Entropía, 28.1.2001
(Suplemento cultural de El Sol de San Luis)
Rafael Jiménez Cataño
Aunque llego a Salzburgo en perfecta coincidencia con el inicio del Festival (23.7-31.8), lo que me trae es el deseo de ver a Nikolaus Schapfl, compositor alemán afincado en Austria. No se consiguió la cita al primer intento, pero dimos con el día justo para venirme de Viena sin que él estuviera de viaje. Y no se piense por eso que se trata de un divo difícil. Al contrario, el encuentro es como su música: una sencillez que perfila más la vivencia del reconocimiento que la del descubrimiento, una revelación sencilla de una realidad honda, compleja, que no excluye ni sorpresas ni la promesa de una irradiación siempre nueva de vida.
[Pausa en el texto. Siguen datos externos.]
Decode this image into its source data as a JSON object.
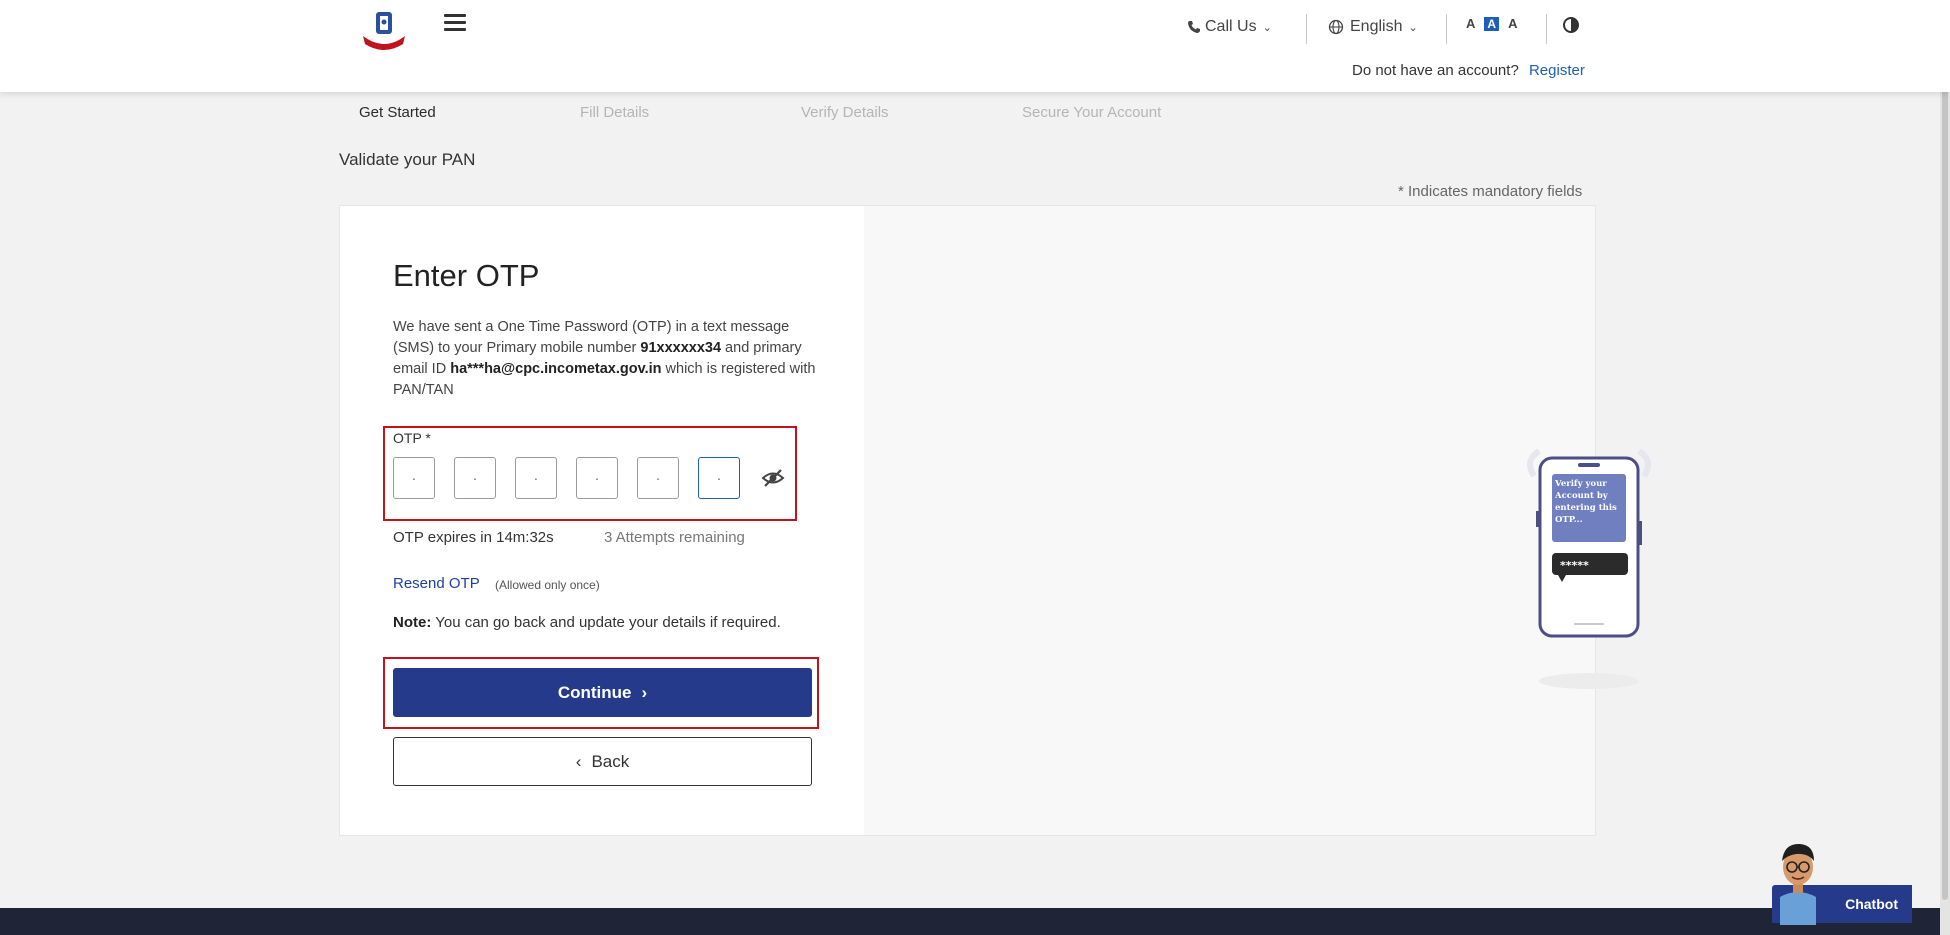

El primer contacto había sido hace varios años gracias a unos Lieder para piano y soprano, la mayor parte con textos de Paul Célan, y una obra polifónica, "Tota pulchra". El CD, de 1995, llevaba por título Wandlung, transformación. Gocé esa música y la compartí, pero la que me decidió a buscar al autor en la primera oportunidad fue la de otro CD, de 1999: Songs without Words. Las siete "canciones" que llevan ese nombre son para piano y violín. El CD contiene también cuatro piezas para piano, una de las cuales se titula Arlecchino, "música para danza expresiva", en cuatro partes de carácter claramente narrativo, rasgo apreciable en el cuaderno que acompaña el disco y en la edición (Accolade Musikverlag, Alemania), tanto en la explicación inicial como en las indicaciones a lo largo de la partitura.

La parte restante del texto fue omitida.